Laura ingin sekali tahu, dia tidak bisa menebak isi hati dan pikiran Nathan. Dia bahkan tidak terlalu tahu tentang kehidupan pribadi pria itu. Dan sampai sekarang pun ia masih bertanya-tanya tentang dalang di balik pembantaian keluarga Handoko. Apakah benar-benar Nathan? Atau orang lain? Laura tidak pernah mendapatkan jawaban pasti dari mulut Nathan.
"Dia di kamarnya?" tanya Laura sembari berusaha menyamakan langkah kakinya dengan Nathan yang berjalan dengan begitu cepat tanpa menunggunya.
Nathan hanya mengangguk sebagai jawaban membuat Laura menghela nafasnya panjang.
"Sebenarnya apa yang terjadi kepada Davira? Apa dia meminum obat yang ku berikan?"

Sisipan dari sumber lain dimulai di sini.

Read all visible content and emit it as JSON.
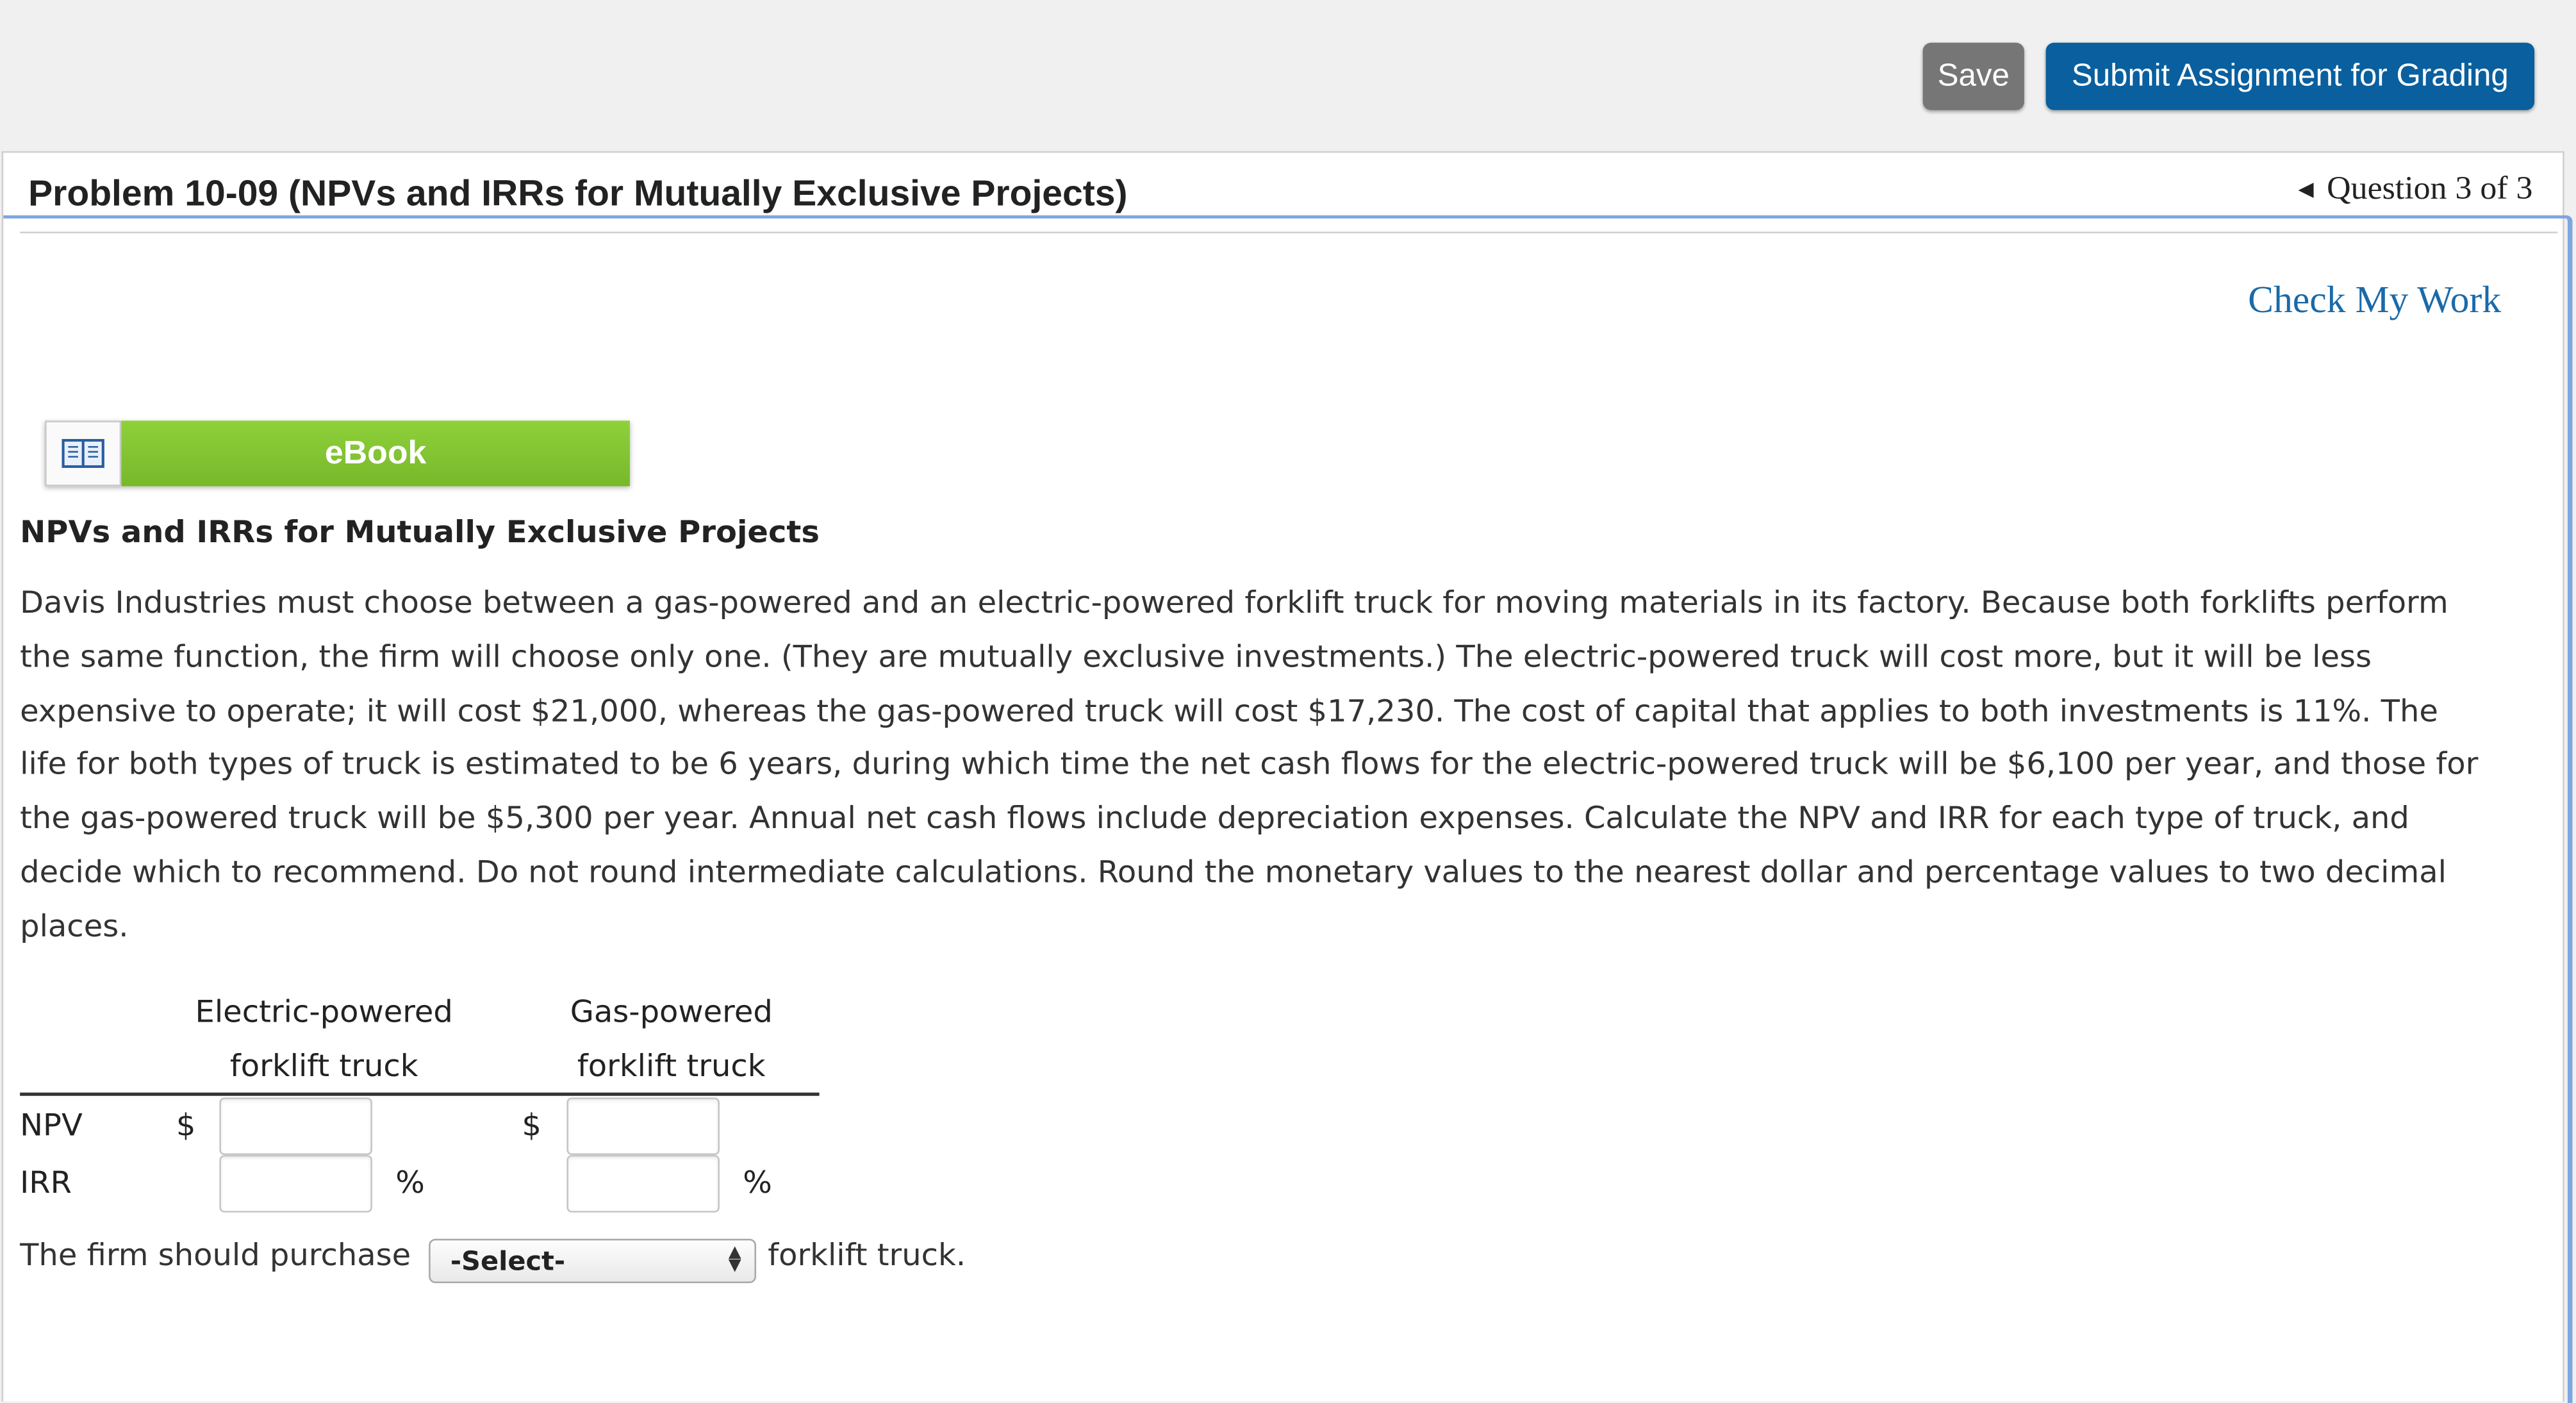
{
  "toolbar": {
    "save_label": "Save",
    "submit_label": "Submit Assignment for Grading"
  },
  "header": {
    "problem_title": "Problem 10-09 (NPVs and IRRs for Mutually Exclusive Projects)",
    "question_nav": "Question 3 of 3"
  },
  "check_my_work": "Check My Work",
  "ebook": {
    "label": "eBook",
    "icon": "book-icon"
  },
  "problem": {
    "title": "NPVs and IRRs for Mutually Exclusive Projects",
    "lines": [
      "Davis Industries must choose between a gas-powered and an electric-powered forklift truck for moving materials in its factory. Because both forklifts perform",
      "the same function, the firm will choose only one. (They are mutually exclusive investments.) The electric-powered truck will cost more, but it will be less",
      "expensive to operate; it will cost $21,000, whereas the gas-powered truck will cost $17,230. The cost of capital that applies to both investments is 11%. The",
      "life for both types of truck is estimated to be 6 years, during which time the net cash flows for the electric-powered truck will be $6,100 per year, and those for",
      "the gas-powered truck will be $5,300 per year. Annual net cash flows include depreciation expenses. Calculate the NPV and IRR for each type of truck, and",
      "decide which to recommend. Do not round intermediate calculations. Round the monetary values to the nearest dollar and percentage values to two decimal",
      "places."
    ]
  },
  "table": {
    "col1_line1": "Electric-powered",
    "col1_line2": "forklift truck",
    "col2_line1": "Gas-powered",
    "col2_line2": "forklift truck",
    "row_npv": "NPV",
    "row_irr": "IRR",
    "currency": "$",
    "percent": "%",
    "npv_electric": "",
    "npv_gas": "",
    "irr_electric": "",
    "irr_gas": ""
  },
  "recommendation": {
    "prefix": "The firm should purchase",
    "select_value": "-Select-",
    "suffix": "forklift truck."
  },
  "colors": {
    "submit_blue": "#0a5f9e",
    "save_gray": "#767676",
    "ebook_green": "#7fc031",
    "link_blue": "#1a6aa8",
    "focus_blue": "#7ea6e0"
  }
}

"Tidak, dia juga terlambat makan sehingga asam lambungnya naik. Davira hampir pingsan tadi malam dan aku memaksanya untuk meminum obat agar perutnya tidak terasa sakit. Tapi saat aku melihat keadaannya tadi pagi, ternyata dia demam. Tubuhnya sangat panas, jadi ku harap kau memeriksanya," jawab Nathan kemudian masuk ke dalam lift, begitu juga dengan Laura.

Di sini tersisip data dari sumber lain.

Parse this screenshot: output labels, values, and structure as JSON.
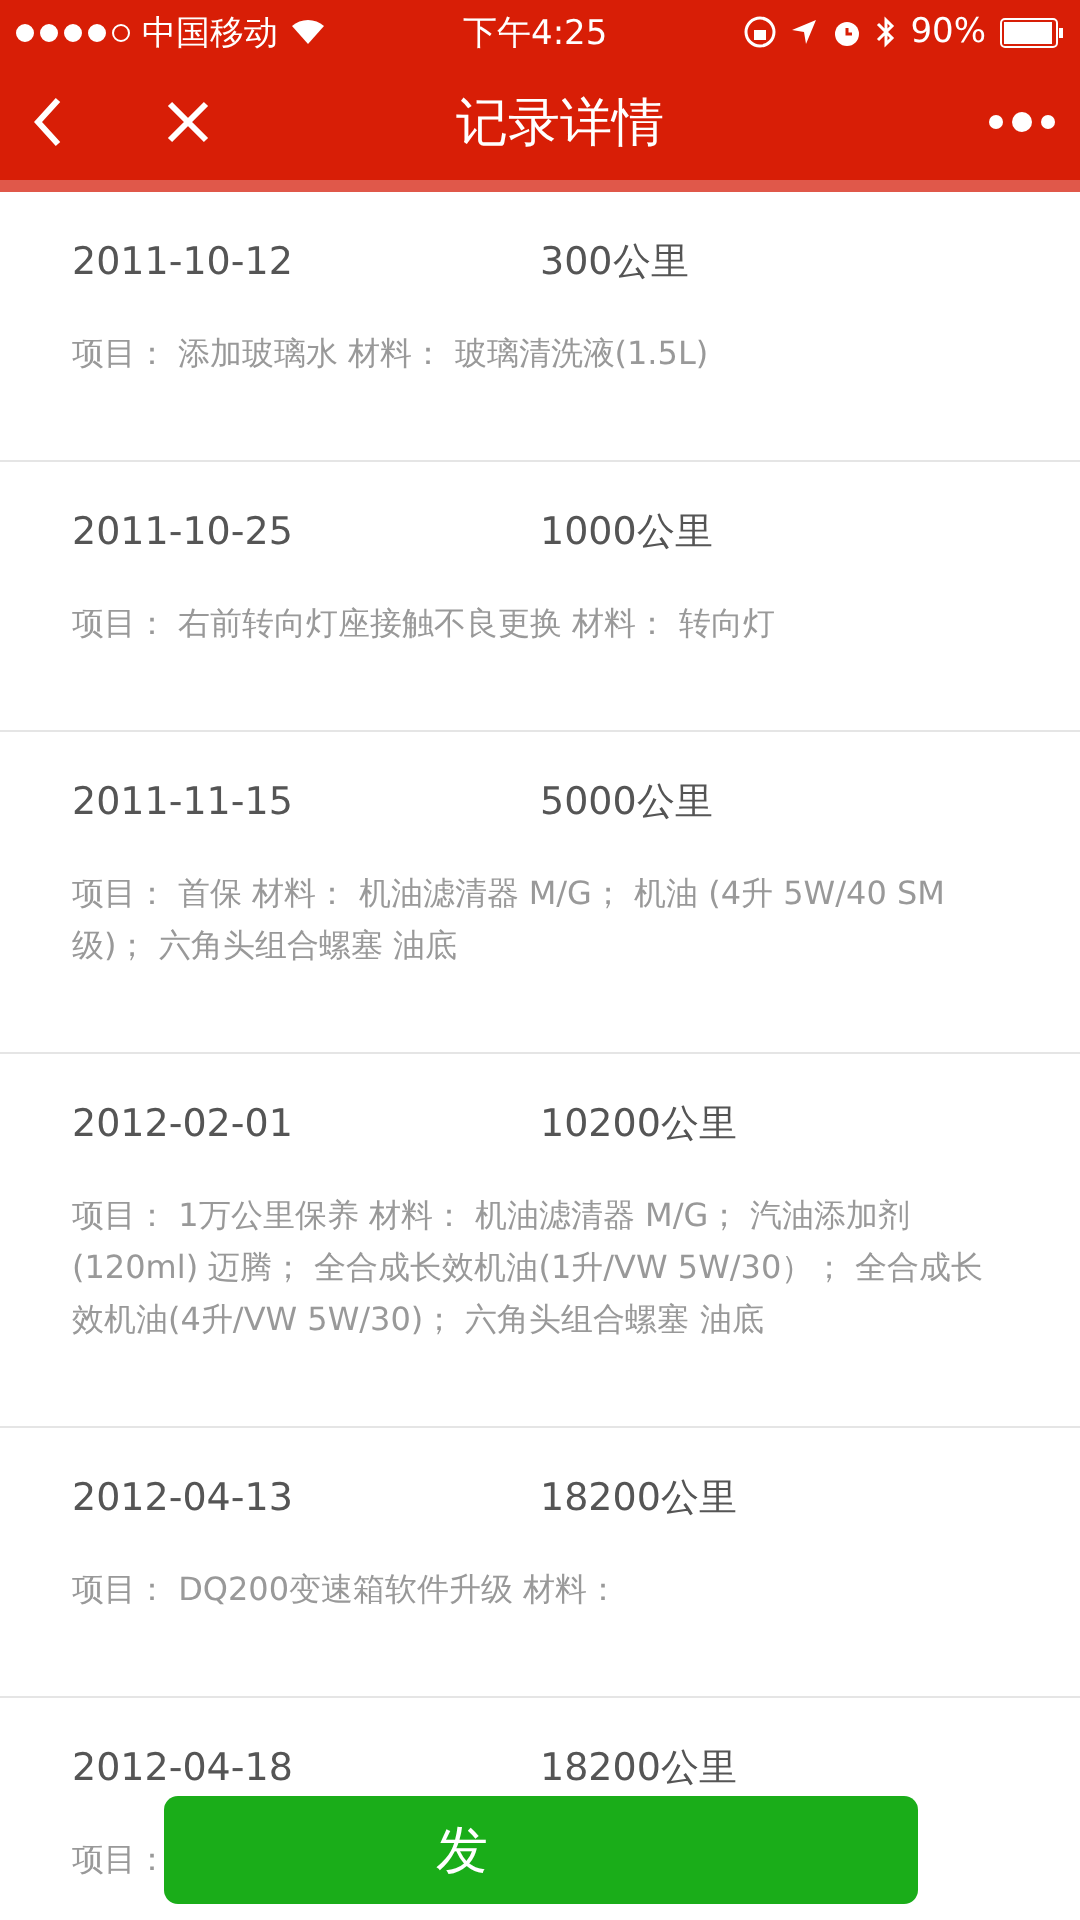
{
  "status_bar": {
    "carrier": "中国移动",
    "time": "下午4:25",
    "battery": "90%"
  },
  "nav": {
    "title": "记录详情"
  },
  "records": [
    {
      "date": "2011-10-12",
      "mileage": "300公里",
      "detail": "项目：  添加玻璃水 材料：  玻璃清洗液(1.5L)"
    },
    {
      "date": "2011-10-25",
      "mileage": "1000公里",
      "detail": "项目：  右前转向灯座接触不良更换 材料：  转向灯"
    },
    {
      "date": "2011-11-15",
      "mileage": "5000公里",
      "detail": "项目：  首保 材料：  机油滤清器 M/G；  机油 (4升 5W/40 SM级)；  六角头组合螺塞 油底"
    },
    {
      "date": "2012-02-01",
      "mileage": "10200公里",
      "detail": "项目：  1万公里保养 材料：  机油滤清器 M/G；  汽油添加剂(120ml) 迈腾；  全合成长效机油(1升/VW 5W/30）；  全合成长效机油(4升/VW 5W/30)；  六角头组合螺塞 油底"
    },
    {
      "date": "2012-04-13",
      "mileage": "18200公里",
      "detail": "项目：  DQ200变速箱软件升级 材料："
    },
    {
      "date": "2012-04-18",
      "mileage": "18200公里",
      "detail": "项目："
    }
  ],
  "action_button": {
    "label": "发"
  }
}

"Aku pasti akan memeriksa dan mengobati Davira."
Keheningan menyelimuti mereka selama beberapa saat hingga pintu lift terbuka tepat di lantai tiga. Mereka berdua keluar beriringan, menyusuri lorong demi lorong hingga sampai di kamar Davira. Terlihat seorang pelayan baru saja keluar dengan membawa nampan.
"Dia sudah makan?" tanya Nathan dalam bahasa Jepang.
"Sudah Tuan, Nona Davira makan dengan lahap. Tapi..... sepertinya Nona sedang demam, wajahnya sangat pucat."
Nathan menghela nafas lega mendengar Davira yang sudah makan tanpa harus ia paksa lagi. Pria itu segera memasuki kamar Davira bersama dengan Laura yang menyusul di belakangnya.
Davira langsung memalingkan wajahnya ketika melihat kedatangan Nathan, apalagi pria itu sedang bersama dengan Laura saat ini. Dia tidak menyukai wanita itu, Davira merasa muak melihat wajah munafik Laura yang terlihat begitu ramah kepadanya saat bersama dengan Nathan seperti ini.
"Aku senang kau sudah makan," Nathan langsung duduk di tepi ranjang, di dekat kaki Davira yang berselonjor.
"Aku harus sembuh untuk bisa membalas dendam ku," sahut Davira memberikan tatapan dingin kepada Nathan.
Usapan lembut kini Davira rasakan di kepalanya, Nathan terkekeh mendengar apa yang dikatakan oleh Davira barusan.
"Jangan menyentuhku, Nathan. Aku akan mematahkan tanganmu," ancam Davira dengan wajah yang terlihat begitu serius.
Namun wajah itu tentunya tidak membuat Nathan merasa terancam sama sekali, sedangkan Laura kini hanya bisa menahan rasa kesal dan sesak di dadanya. Dia merasa tidak terima ketika Nathan bersikap lembut seperti itu kepada Davira.
"Kau tidak akan melakukan hal itu Davira," ucap Nathan setengah berbisik di depan wajah Davira, jarak wajah mereka kini begitu dekat.
Nathan menatap manik mata Davira dengan tatapan memuja, sangat bertolak belakang dengan Davira yang seolah ingin memangsanya.
Laura berdehem singkat membuat Nathan tersadar dan menoleh kepada wanita itu.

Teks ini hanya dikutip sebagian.